11.01.2012 13:01 |

"Causa Roznik"

Braunbär illegal erlegt: Freispruch für Kärntner Jäger

Ein Kärntner ist am Mittwoch am Landesgericht Klagenfurt vom Vorwurf, einen Braunbären illegal erlegt zu haben, im Zweifel freigesprochen worden. Die Staatsanwaltschaft hatte dem mittlerweile 48-jährigen Jäger vorgeworfen, Ende Mai 2009 den Braunbären "Roznik" im Grenzgebiet zu Slowenien geschossen zu haben. Das Gericht sah die Schuld des gelernten Fleischhauers aber nicht als erwiesen an.

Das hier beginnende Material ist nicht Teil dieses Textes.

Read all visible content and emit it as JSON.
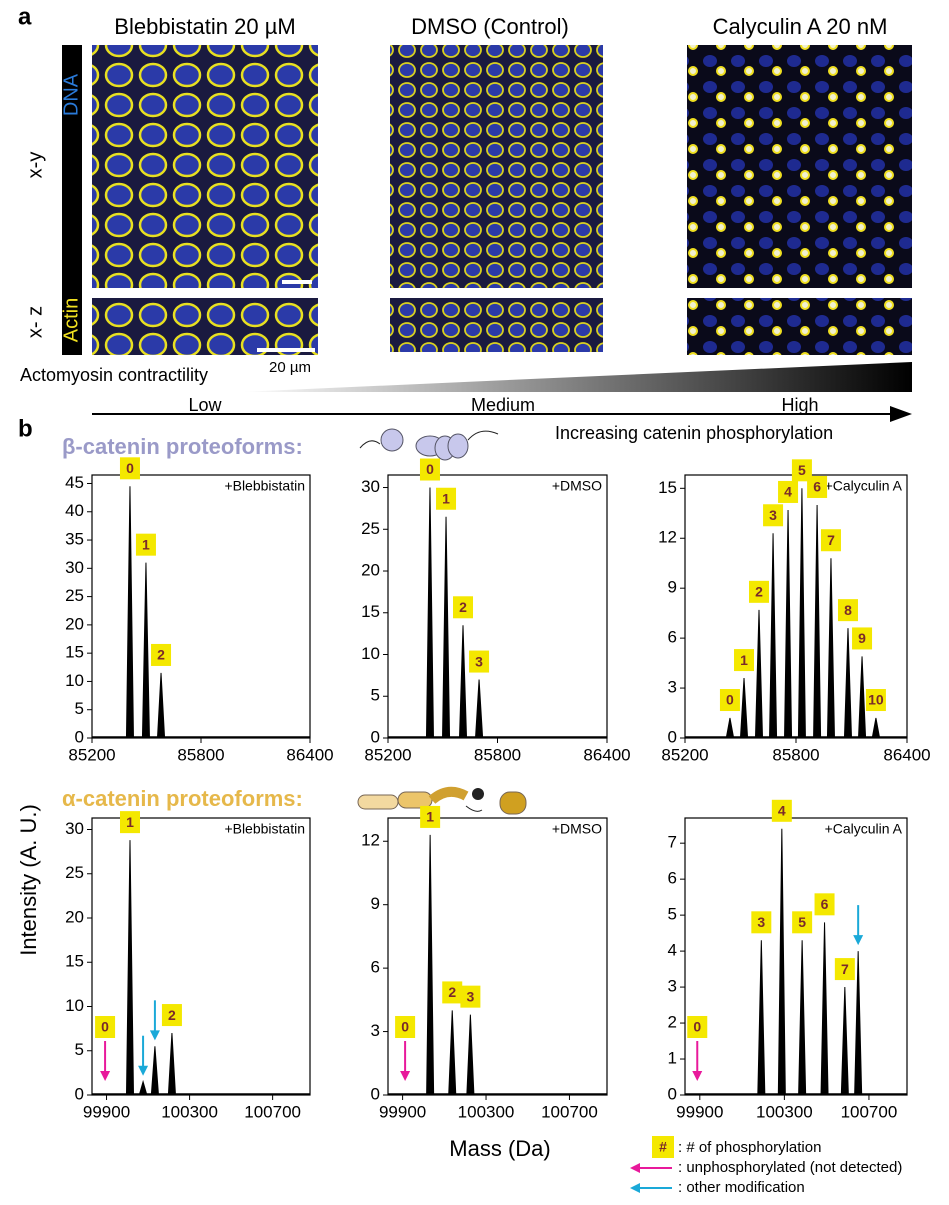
{
  "figure": {
    "panel_a": "a",
    "panel_b": "b",
    "conditions": [
      "Blebbistatin 20 µM",
      "DMSO (Control)",
      "Calyculin A 20 nM"
    ],
    "views": [
      "x-y",
      "x- z"
    ],
    "stains": [
      "DNA",
      "Actin"
    ],
    "scale_bar": "20 µm",
    "contractility": "Actomyosin contractility",
    "levels": [
      "Low",
      "Medium",
      "High"
    ],
    "phospho_axis": "Increasing catenin phosphorylation",
    "beta_title": "β-catenin proteoforms:",
    "alpha_title": "α-catenin proteoforms:",
    "y_label": "Intensity (A. U.)",
    "x_label": "Mass (Da)",
    "legend": {
      "symbol": "#",
      "phospho": ": # of phosphorylation",
      "unphos": ": unphosphorylated (not detected)",
      "other": ": other modification"
    }
  },
  "chart_data": [
    {
      "type": "spectrum",
      "annotation": "+Blebbistatin",
      "color": "#000000",
      "x": [
        85409,
        85497,
        85580
      ],
      "values": [
        44.5,
        31,
        11.5
      ],
      "peak_labels": [
        "0",
        "1",
        "2"
      ],
      "xlim": [
        85200,
        86400
      ],
      "xticks": [
        85200,
        85800,
        86400
      ],
      "ylim": [
        0,
        46.5
      ],
      "yticks": [
        0,
        5,
        10,
        15,
        20,
        25,
        30,
        35,
        40,
        45
      ],
      "markers": []
    },
    {
      "type": "spectrum",
      "annotation": "+DMSO",
      "color": "#000000",
      "x": [
        85430,
        85518,
        85611,
        85699
      ],
      "values": [
        30,
        26.5,
        13.5,
        7
      ],
      "peak_labels": [
        "0",
        "1",
        "2",
        "3"
      ],
      "xlim": [
        85200,
        86400
      ],
      "xticks": [
        85200,
        85800,
        86400
      ],
      "ylim": [
        0,
        31.5
      ],
      "yticks": [
        0,
        5,
        10,
        15,
        20,
        25,
        30
      ],
      "markers": []
    },
    {
      "type": "spectrum",
      "annotation": "+Calyculin A",
      "color": "#000000",
      "x": [
        85443,
        85519,
        85600,
        85676,
        85757,
        85832,
        85914,
        85989,
        86081,
        86157,
        86232
      ],
      "values": [
        1.2,
        3.6,
        7.7,
        12.3,
        13.7,
        15,
        14,
        10.8,
        6.6,
        4.9,
        1.2
      ],
      "peak_labels": [
        "0",
        "1",
        "2",
        "3",
        "4",
        "5",
        "6",
        "7",
        "8",
        "9",
        "10"
      ],
      "xlim": [
        85200,
        86400
      ],
      "xticks": [
        85200,
        85800,
        86400
      ],
      "ylim": [
        0,
        15.8
      ],
      "yticks": [
        0,
        3,
        6,
        9,
        12,
        15
      ],
      "markers": []
    },
    {
      "type": "spectrum",
      "annotation": "+Blebbistatin",
      "color": "#000000",
      "x": [
        100013,
        100076,
        100133,
        100215
      ],
      "values": [
        28.8,
        1.5,
        5.5,
        7
      ],
      "peak_labels": [
        "1",
        null,
        null,
        "2"
      ],
      "xlim": [
        99830,
        100880
      ],
      "xticks": [
        99900,
        100300,
        100700
      ],
      "ylim": [
        0,
        31.3
      ],
      "yticks": [
        0,
        5,
        10,
        15,
        20,
        25,
        30
      ],
      "markers": [
        {
          "label": "0",
          "x": 99893,
          "color": "#e8199b"
        },
        {
          "x": 100076,
          "color": "#1aa9d8"
        },
        {
          "x": 100133,
          "color": "#1aa9d8"
        }
      ]
    },
    {
      "type": "spectrum",
      "annotation": "+DMSO",
      "color": "#000000",
      "x": [
        100032,
        100138,
        100225
      ],
      "values": [
        12.3,
        4,
        3.8
      ],
      "peak_labels": [
        "1",
        "2",
        "3"
      ],
      "xlim": [
        99830,
        100880
      ],
      "xticks": [
        99900,
        100300,
        100700
      ],
      "ylim": [
        0,
        13.1
      ],
      "yticks": [
        0,
        3,
        6,
        9,
        12
      ],
      "markers": [
        {
          "label": "0",
          "x": 99912,
          "color": "#e8199b"
        }
      ]
    },
    {
      "type": "spectrum",
      "annotation": "+Calyculin A",
      "color": "#000000",
      "x": [
        100191,
        100288,
        100384,
        100490,
        100586,
        100649
      ],
      "values": [
        4.3,
        7.4,
        4.3,
        4.8,
        3,
        4
      ],
      "peak_labels": [
        "3",
        "4",
        "5",
        "6",
        "7",
        null
      ],
      "xlim": [
        99830,
        100880
      ],
      "xticks": [
        99900,
        100300,
        100700
      ],
      "ylim": [
        0,
        7.7
      ],
      "yticks": [
        0,
        1,
        2,
        3,
        4,
        5,
        6,
        7
      ],
      "markers": [
        {
          "label": "0",
          "x": 99888,
          "color": "#e8199b"
        },
        {
          "x": 100649,
          "color": "#1aa9d8"
        }
      ]
    }
  ]
}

Die Anklage warf dem Mann vor, das Tier geschossen, fachmännisch zerteilt und mit seinem Traktor abtransportiert zu haben. "Viele Mosaiksteine als Beweise ergeben gemeinsam das Bild, dass der Angeklagte der Täter war und verurteilt gehört", sagte der Staatsanwalt. "Außerdem hatte er angegeben, am Abend der Tat in Klagenfurt gewesen zu sein, was laut Rufdatenerhebung nicht stimmt."

Vier Zeugen hatten zudem ausgesagt, einen Schuss aus der Richtung des Anwesens des Angeklagten gehört zu haben. Die Decke, in der der Kadaver des Bären ohne Haut, Kopf und Tatzen in einem Bachbett im slowenischen Logartal (Logarska Dolina) abgelegt worden war, hatten die Zeugen dem Angeklagten zugeordnet. "Im Kofferraum des Angeklagten wurden Fasern dieser Decke gefunden", sagte der Staatsanwalt.

Mandant ist "Sündenbock für vieles"
Ganz anders argumentierte die Verteidigung: "Der einzige Fehler des Angeklagten war die Falschangabe seines Aufenthaltsortes des möglichen Tatabends." Er habe einer Vorverurteilung durch seine Verwandten, mit denen er teilweise verfeindet ist, entgehen wollen, erklärte der Verteidiger in seinem Plädoyer. "Mein Mandant ist in seinem Dorf der Sündenbock für vieles - es gibt keinen direkten Beweis, dass er der Täter war." Die gefundene Decke "ist alles andere als ein Unikat".

Auch gebe es keinen Nachweis, dass der mit einem Peilsender ausgestattete Bär tatsächlich am 30. Mai, dem Tag seiner letzten Ortung, getötet worden sei. "Er hätte auch in einem Funkloch sein können. Die Analyse des Verwesungsgrades hat auch ergeben, dass das Tier am 11. Juni, an dem es tot gefunden wurde, seit sieben bis neun Tagen tot war - also wurde der Bär zwischen dem 2. und 4. Juni erlegt", so der Anwalt.

"Keine geschlossene Indizienkette der Beweise"
Da der Kadaver des Tieres gekühlt worden sein könnte, wurden Kühlhäuser der Umgebung untersucht. Spuren wurden allerdings keine gefunden. Auch am Grundstück, im Haus und am Traktor des im Zweifel Freigesprochenen hatten die Kriminalisten keine Beweise gefunden.

"Die Familie des Angeklagten ist tief zerrüttet. Die Aussagen der Verwandten als Zeugen sind daher nicht so wesentlich", begründete das Gericht den Freispruch im Zweifel. "An der Decke, in der der Kadaver eingewickelt war, wurden keine Spuren des Angeklagten gefunden. Insgesamt ergibt sich keine geschlossene Indizienkette der Beweise." Auch das Fell des Bären sei nie gefunden worden, die zahlreichen DNA-Untersuchungen hätten keine belastenden Ergebnisse gebracht, so das Gericht.